ModuleNotFoundError: No module named 'torch._six'
IMJONEZZ opened this issue · comments
I installed on Ubuntu using the instructions in the README.
Everything installed correctly, but when I attempt to run using this command:
torchrun --standalone --nproc_per_node 1 scripts/inference.py configs/opensora/inference/16x256x256.py --ckpt-path OpenSora-v1-HQ-16x256x256.pth --prompt-path ./assets/texts/t2v_samples.txt
I get this traceback:
[04/05/24 13:17:15] INFO colossalai - colossalai - INFO:
/home/user/miniconda3/envs/opensora/lib/python3.10/site-packages/colossalai/initialize.py
:67 launch
INFO colossalai - colossalai - INFO: Distributed environment is initialized, world size: 1
Loading checkpoint shards: 100%|██████████████████████████████████████████████████████████| 2/2 [00:41<00:00, 20.93s/it]

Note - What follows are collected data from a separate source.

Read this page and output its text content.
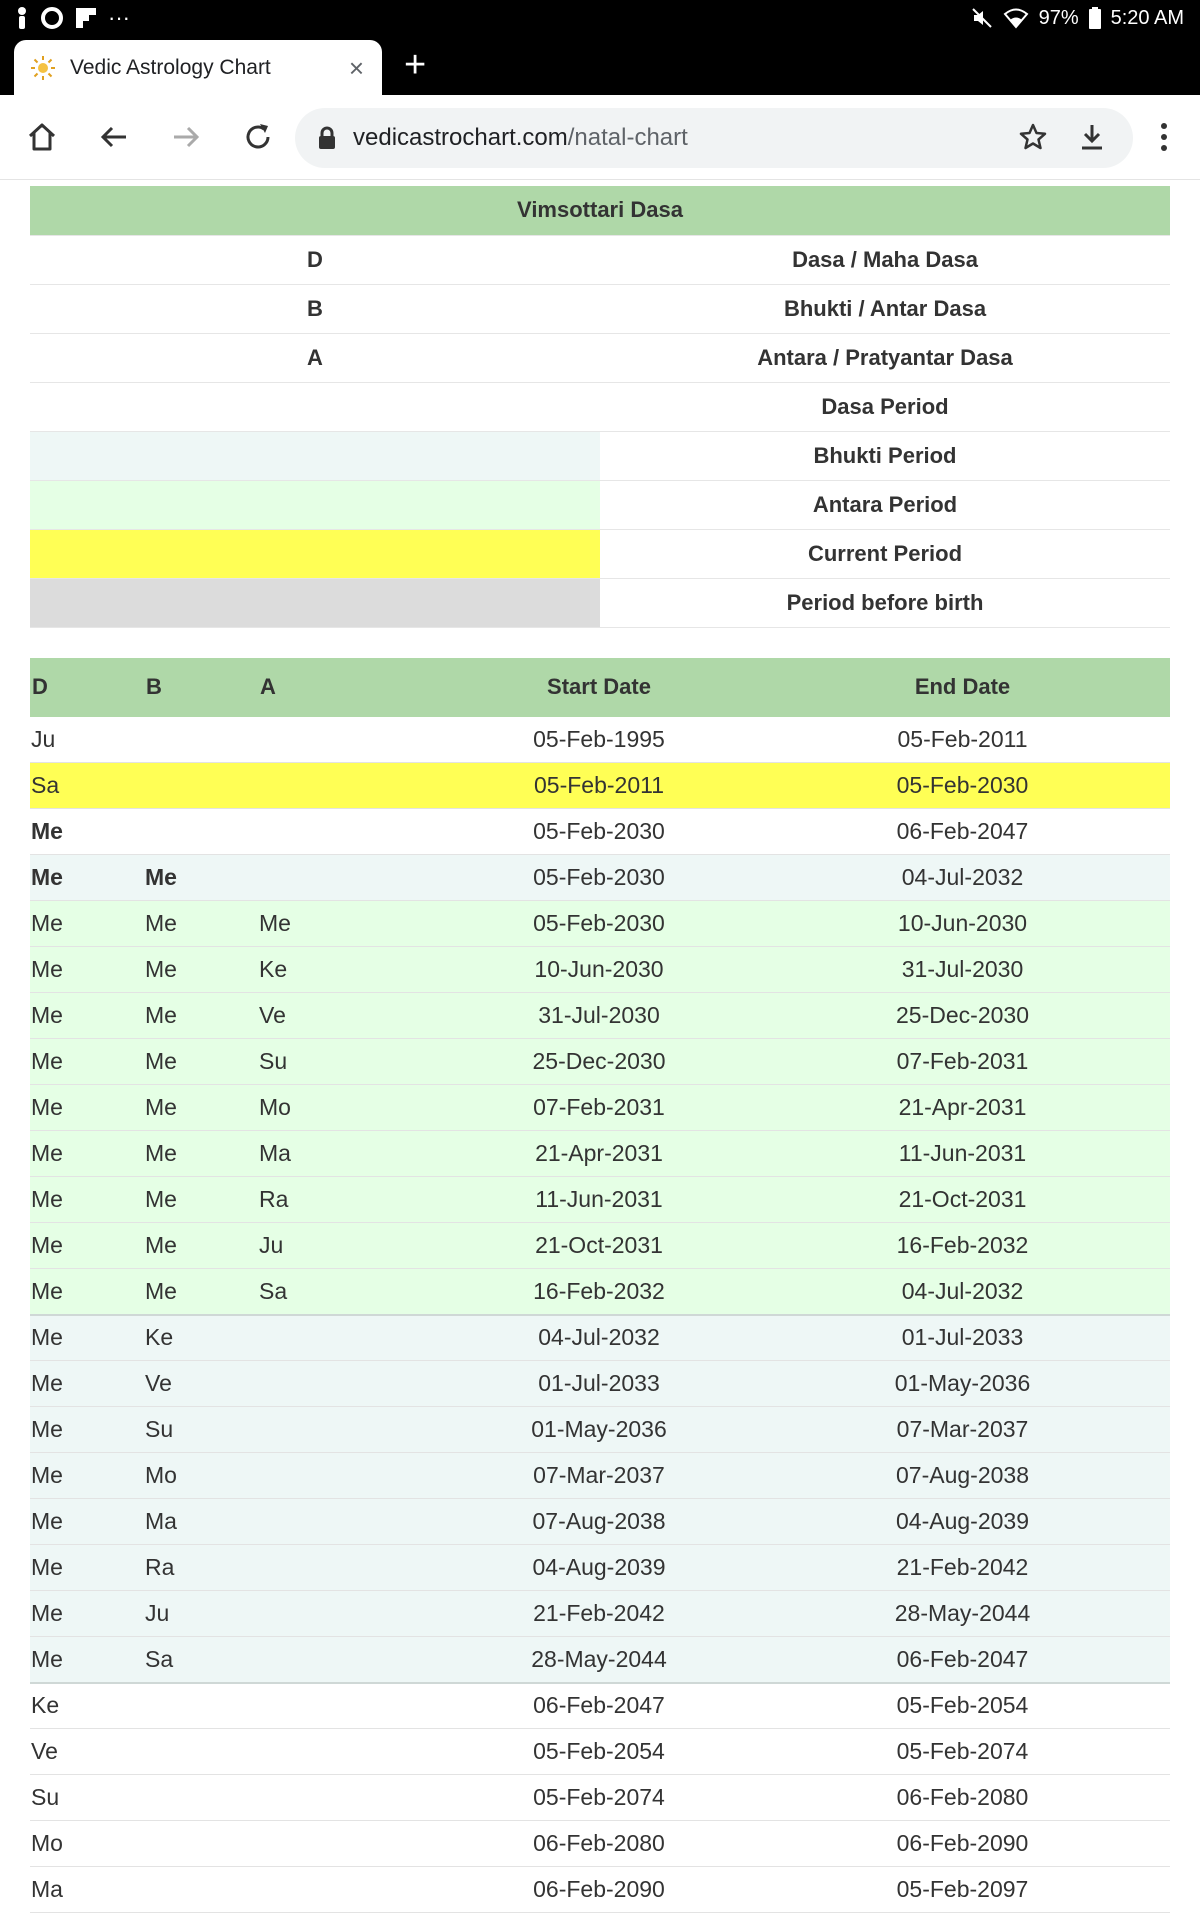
···	97% 5:20 AM
Vedic Astrology Chart	× +
vedicastrochart.com/natal-chart
Vimsottari Dasa	
D	Dasa / Maha Dasa
B	Bhukti / Antar Dasa
A	Antara / Pratyantar Dasa
	Dasa Period
	Bhukti Period
	Antara Period
	Current Period
	Period before birth
D	B	A	Start Date	End Date
Ju			05-Feb-1995	05-Feb-2011
Sa			05-Feb-2011	05-Feb-2030
Me			05-Feb-2030	06-Feb-2047
Me	Me		05-Feb-2030	04-Jul-2032
Me	Me	Me	05-Feb-2030	10-Jun-2030
Me	Me	Ke	10-Jun-2030	31-Jul-2030
Me	Me	Ve	31-Jul-2030	25-Dec-2030
Me	Me	Su	25-Dec-2030	07-Feb-2031
Me	Me	Mo	07-Feb-2031	21-Apr-2031
Me	Me	Ma	21-Apr-2031	11-Jun-2031
Me	Me	Ra	11-Jun-2031	21-Oct-2031
Me	Me	Ju	21-Oct-2031	16-Feb-2032
Me	Me	Sa	16-Feb-2032	04-Jul-2032
Me	Ke		04-Jul-2032	01-Jul-2033
Me	Ve		01-Jul-2033	01-May-2036
Me	Su		01-May-2036	07-Mar-2037
Me	Mo		07-Mar-2037	07-Aug-2038
Me	Ma		07-Aug-2038	04-Aug-2039
Me	Ra		04-Aug-2039	21-Feb-2042
Me	Ju		21-Feb-2042	28-May-2044
Me	Sa		28-May-2044	06-Feb-2047
Ke			06-Feb-2047	05-Feb-2054
Ve			05-Feb-2054	05-Feb-2074
Su			05-Feb-2074	06-Feb-2080
Mo			06-Feb-2080	06-Feb-2090
Ma			06-Feb-2090	05-Feb-2097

Traceback (most recent call last):
File "/home/user/miniconda3/envs/opensora/lib/python3.10/site-packages/opensora/models/layers/blocks.py", line 33, in get_layernorm
from apex.normalization import FusedLayerNorm
File "/home/user/miniconda3/envs/opensora/lib/python3.10/site-packages/apex/__init__.py", line 8, in <module>
from . import amp
File "/home/user/miniconda3/envs/opensora/lib/python3.10/site-packages/apex/amp/__init__.py", line 1, in <module>
from .amp import init, half_function, float_function, promote_function,\
File "/home/user/miniconda3/envs/opensora/lib/python3.10/site-packages/apex/amp/amp.py", line 5, in <module>
from .frontend import *
File "/home/user/miniconda3/envs/opensora/lib/python3.10/site-packages/apex/amp/frontend.py", line 2, in <module>
from ._initialize import _initialize
File "/home/user/miniconda3/envs/opensora/lib/python3.10/site-packages/apex/amp/_initialize.py", line 2, in <module>
from torch._six import string_classes
ModuleNotFoundError: No module named 'torch._six'
During handling of the above exception, another exception occurred:
Traceback (most recent call last):
File "/home/user/Open-Sora/scripts/inference.py", line 112, in <module>
main()
File "/home/user/Open-Sora/scripts/inference.py", line 58, in main
model = build_module(
File "/home/user/miniconda3/envs/opensora/lib/python3.10/site-packages/opensora/registry.py", line 22, in build_module
return builder.build(cfg)
File "/home/user/miniconda3/envs/opensora/lib/python3.10/site-packages/mmengine/registry/registry.py", line 570, in build
return self.build_func(cfg, *args, **kwargs, registry=self)
File "/home/user/miniconda3/envs/opensora/lib/python3.10/site-packages/mmengine/registry/build_functions.py", line 121, in build_from_cfg
obj = obj_cls(**args) # type: ignore
File "/home/user/miniconda3/envs/opensora/lib/python3.10/site-packages/opensora/models/stdit/stdit.py", line 385, in STDiT_XL_2
model = STDiT(depth=28, hidden_size=1152, patch_size=(1, 2, 2), num_heads=16, **kwargs)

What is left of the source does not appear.